Ian Livingstone: You can’t please all people all the time, you have to make the choice to please as many people as you can Having said that, I think all Tomb Raider fans will actually be delighted when they get their hands on the game. The game was developed by a large team of experts at the Crystal Dynamics studio in California. They’ve taken a long development time, and they’ve applied principles from other genres to ensure a compelling experience. For example, you can use role-playing elements within the game. Lara can earn experience points by performing certain actions, she can upgrade her weapons. Weapons play a big part in the game, both visually and during gameplay. You can upgrade your wooden dagger to a more forceful weapon by salvaging a metal bar. Puzzle solving, use of fire and water, is all implemented in the game’s survival tactics.

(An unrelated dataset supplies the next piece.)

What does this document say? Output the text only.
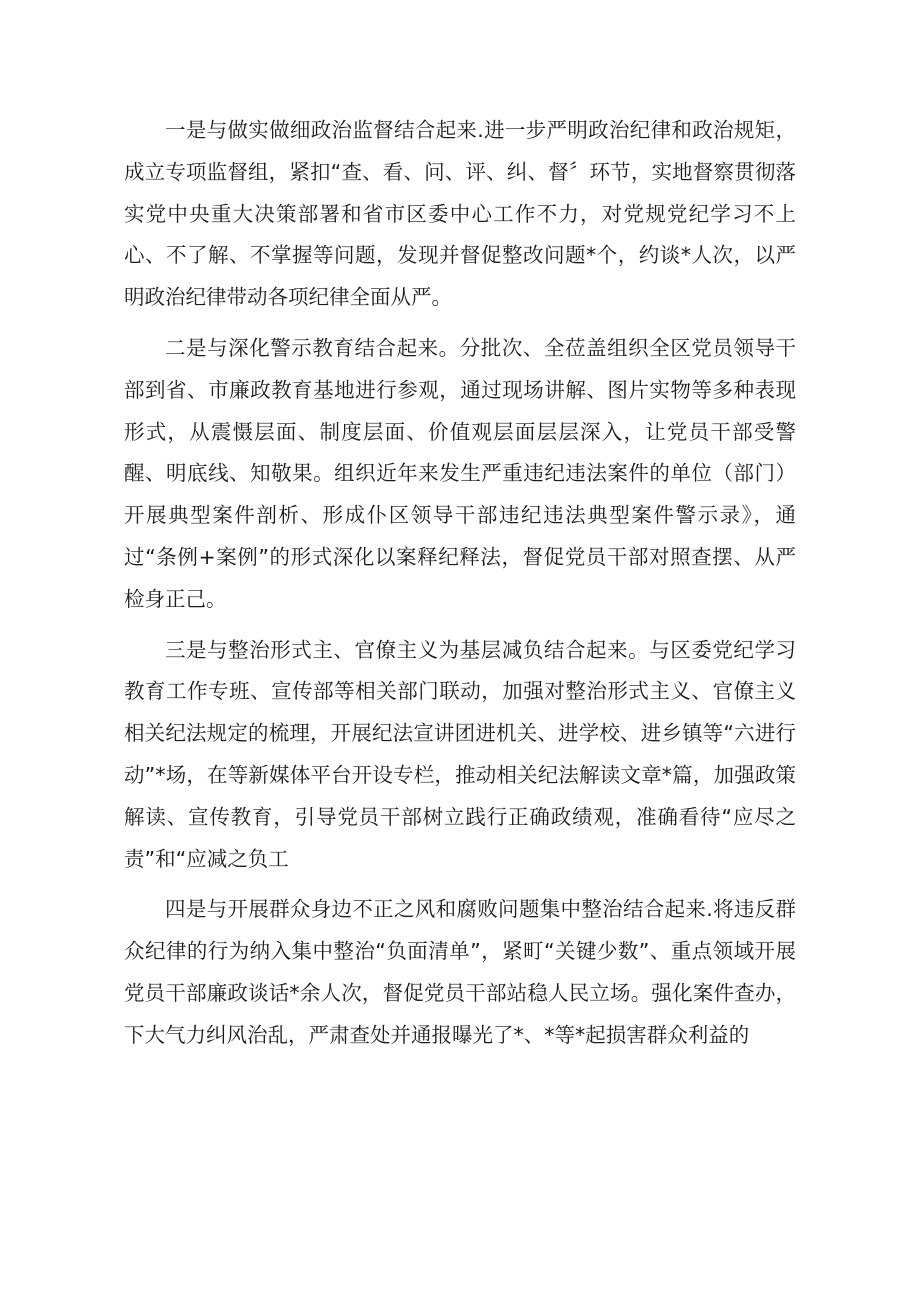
一是与做实做细政治监督结合起来.进一步严明政治纪律和政治规矩，成立专项监督组，紧扣“查、看、问、评、纠、督〞环节，实地督察贯彻落实党中央重大决策部署和省市区委中心工作不力，对党规党纪学习不上心、不了解、不掌握等问题，发现并督促整改问题*个，约谈*人次，以严明政治纪律带动各项纪律全面从严。

二是与深化警示教育结合起来。分批次、全莅盖组织全区党员领导干部到省、市廉政教育基地进行参观，通过现场讲解、图片实物等多种表现形式，从震慑层面、制度层面、价值观层面层层深入，让党员干部受警醒、明底线、知敬果。组织近年来发生严重违纪违法案件的单位（部门）开展典型案件剖析、形成仆区领导干部违纪违法典型案件警示录》，通过“条例+案例”的形式深化以案释纪释法，督促党员干部对照查摆、从严检身正己。

三是与整治形式主、官僚主义为基层减负结合起来。与区委党纪学习教育工作专班、宣传部等相关部门联动，加强对整治形式主义、官僚主义相关纪法规定的梳理，开展纪法宣讲团进机关、进学校、进乡镇等“六进行动”*场，在等新媒体平台开设专栏，推动相关纪法解读文章*篇，加强政策解读、宣传教育，引导党员干部树立践行正确政绩观，准确看待“应尽之责”和“应减之负工

四是与开展群众身边不正之风和腐败问题集中整治结合起来.将违反群众纪律的行为纳入集中整治“负面清单”，紧町“关键少数”、重点领域开展党员干部廉政谈话*余人次，督促党员干部站稳人民立场。强化案件查办，下大气力纠风治乱，严肃查处并通报曝光了*、*等*起损害群众利益的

Combat, this time, has been upgraded to be at par with adventuring and puzzle solving. We’re never put this much focus on combat mechanics in a Tomb Raider game in the past. And fans always complained about the combat not being up to the mark. Coming back to Lara being more believable, she’s no longer armour plated (!), so she can sustain reasonable damage.
Overall, what we’re trying to achieve with the game is the sense of adventure and survival. We all always think about how we’d survive if we were placed on an island. Playing the role of Lara Croft, you can find out. You’ll be reaching pivotal points within the game, where you have to kill or be killed in order to survive.
iLLGaming: It is claimed by many that Tomb Raider 2013 is looking somewhat similar to Uncharted, with its scripted events. That’s kind of funny, because Uncharted itself has taken so many things from the Tomb Raider series. Will we be seeing a lot of scripted events in the game? Also, will such a game feature platforming?
Ian Livingstone: Sure there are many scripted sequences of traversing through the environment, though you have to have a certain set of skills to be able to do them. But I think all games look at every other game, its not just Uncharted looking at TR or vice-versa. As a creative, you look at everything in all kinds of games, and you take your influences from them, whether you admit to it or not. In the end its all about making the game best possible, and I’d say we’ve achieved that with Tomb Raider. Also, the team that created Uncharted used to work at Crystal Dynamics a couple of years ago, so you might find some similarities.